The General Assembly’s logic reminds me of the old joke about the business owner who bragged that he was selling more widgets than his competitors, because he had priced his below cost. When he was asked how he expected to make any money, he said he’d make it up on volume.

Low wage workers don’t pay a lot of taxes, and widespread reductions in disposable income translate into less business for retailers and other business establishments, so the amount of tax paid by those businesses is also less than it would otherwise be.  

Nor has Indiana seen the promised influx of new enterprises. Businesses tend to gravitate to places that can offer a high quality of life, and low-tax states like ours can’t compete with places that can spend more money on schools, transportation, parks, public art…. When you don’t have any natural amenities–seashores, mountains, great weather–the absence of those niceties is really noticeable.

You’d think our lawmakers would notice that constantly chasing the lowest common denominator hasn’t worked, but they’re doubling down. This session, it was repeal of the Common Construction Wage.

We’re circling the drain, while our “frugal” lawmakers wonder why they can’t show us the money.

 

Subsidizing the Rich

Lawmakers and pundits continue to beat up on poor folks. The latest effort in Indiana is Democrat Terry Goodin’s proposal to drug test welfare recipients–never mind that such efforts elsewhere have been a colossal waste of money, since savings from the minuscule number of abusers haven’t begun to offset the costs of testing everyone getting benefits.

As I noted in an earlier post, it’s all about shaming and humiliating the “takers.”

But here’s what drives me up the wall: we not only don’t shame those who are ripping us off for more money than welfare recipients could ever dream of, we admire them.
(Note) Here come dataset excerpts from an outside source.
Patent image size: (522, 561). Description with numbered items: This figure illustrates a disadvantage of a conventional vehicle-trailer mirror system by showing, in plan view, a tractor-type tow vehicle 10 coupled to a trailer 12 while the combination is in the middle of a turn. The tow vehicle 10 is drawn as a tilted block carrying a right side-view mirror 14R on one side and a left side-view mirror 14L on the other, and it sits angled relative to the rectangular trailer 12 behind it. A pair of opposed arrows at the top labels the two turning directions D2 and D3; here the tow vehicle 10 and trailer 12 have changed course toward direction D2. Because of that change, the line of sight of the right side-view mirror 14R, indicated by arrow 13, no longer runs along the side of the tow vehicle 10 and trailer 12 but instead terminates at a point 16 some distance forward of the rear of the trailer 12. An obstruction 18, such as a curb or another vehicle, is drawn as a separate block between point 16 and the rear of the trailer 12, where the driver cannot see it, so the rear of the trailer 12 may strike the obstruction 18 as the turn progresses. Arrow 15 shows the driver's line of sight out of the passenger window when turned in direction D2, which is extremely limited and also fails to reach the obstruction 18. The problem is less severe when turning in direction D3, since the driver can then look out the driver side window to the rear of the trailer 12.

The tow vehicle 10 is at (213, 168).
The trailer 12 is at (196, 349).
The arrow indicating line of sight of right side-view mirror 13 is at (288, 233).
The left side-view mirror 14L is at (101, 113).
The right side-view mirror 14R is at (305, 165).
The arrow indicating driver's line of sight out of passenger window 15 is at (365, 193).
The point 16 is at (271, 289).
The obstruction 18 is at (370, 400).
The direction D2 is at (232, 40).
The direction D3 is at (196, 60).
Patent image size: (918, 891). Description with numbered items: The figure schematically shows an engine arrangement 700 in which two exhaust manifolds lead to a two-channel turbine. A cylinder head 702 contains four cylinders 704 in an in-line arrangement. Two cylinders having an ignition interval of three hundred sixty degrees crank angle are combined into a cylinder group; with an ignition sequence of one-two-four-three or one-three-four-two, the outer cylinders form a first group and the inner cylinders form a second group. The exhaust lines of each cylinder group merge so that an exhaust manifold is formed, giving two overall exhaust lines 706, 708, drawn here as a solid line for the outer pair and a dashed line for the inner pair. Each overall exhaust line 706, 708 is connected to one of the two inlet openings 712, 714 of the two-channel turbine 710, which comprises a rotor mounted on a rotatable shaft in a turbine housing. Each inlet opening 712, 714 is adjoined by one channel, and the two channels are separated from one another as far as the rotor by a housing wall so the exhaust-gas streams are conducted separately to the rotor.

We accord them (undeserved) respect, because we think they’re smart businesspeople!

Once again, an academic study has documented what we all know: low-wage business enterprises depend upon taxpayers to support their workers and give them an unearned competitive advantage.

U.S. taxpayers pay roughly $153 billion each year to supplement employers who refuse to pay a livable wage, according to report published Monday by the University of California, Berkeley, Center for Labor.

As the Minnesota Post has noted,

The study most likely understates the degree to which taxpayers subsidize low-wage workers. It was limited to the cost of four major public-assistance programs:  medical assistance, food stamps, Temporary Assistance to Needy Families and the Earned Income Tax Credit, a refundable credit to working people with low and moderate incomes.

It did not include the cost of housing assistance, child-care assistance, free school lunches and other programs also available to low income families.

Let’s be clear: there are entrepreneurs and businesspeople who make a lot of money “fair and square.” They don’t offload costs onto taxpayers, either through externalities (dumping pollutants that we must pay to clean up), or paying wages that we must supplement. Those are the good guys, and they’re entitled to enjoy all the benefits their hard work and creativity have generated.

But the so-called “Captains of Industry” who profit at the expense of the public–those whose fat bottom lines depend upon the generosity of taxpayers–are the ones who deserve the scorn that instead gets directed at the single mom who has fallen on hard times, or the factory worker whose job vanished during the last recession.

The real “addicts” are the companies like Walmart and McDonalds whose business models  are dependent upon the drug called other people’s tax dollars.

A lot of us could be successful businesspeople if someone else was paying our employees.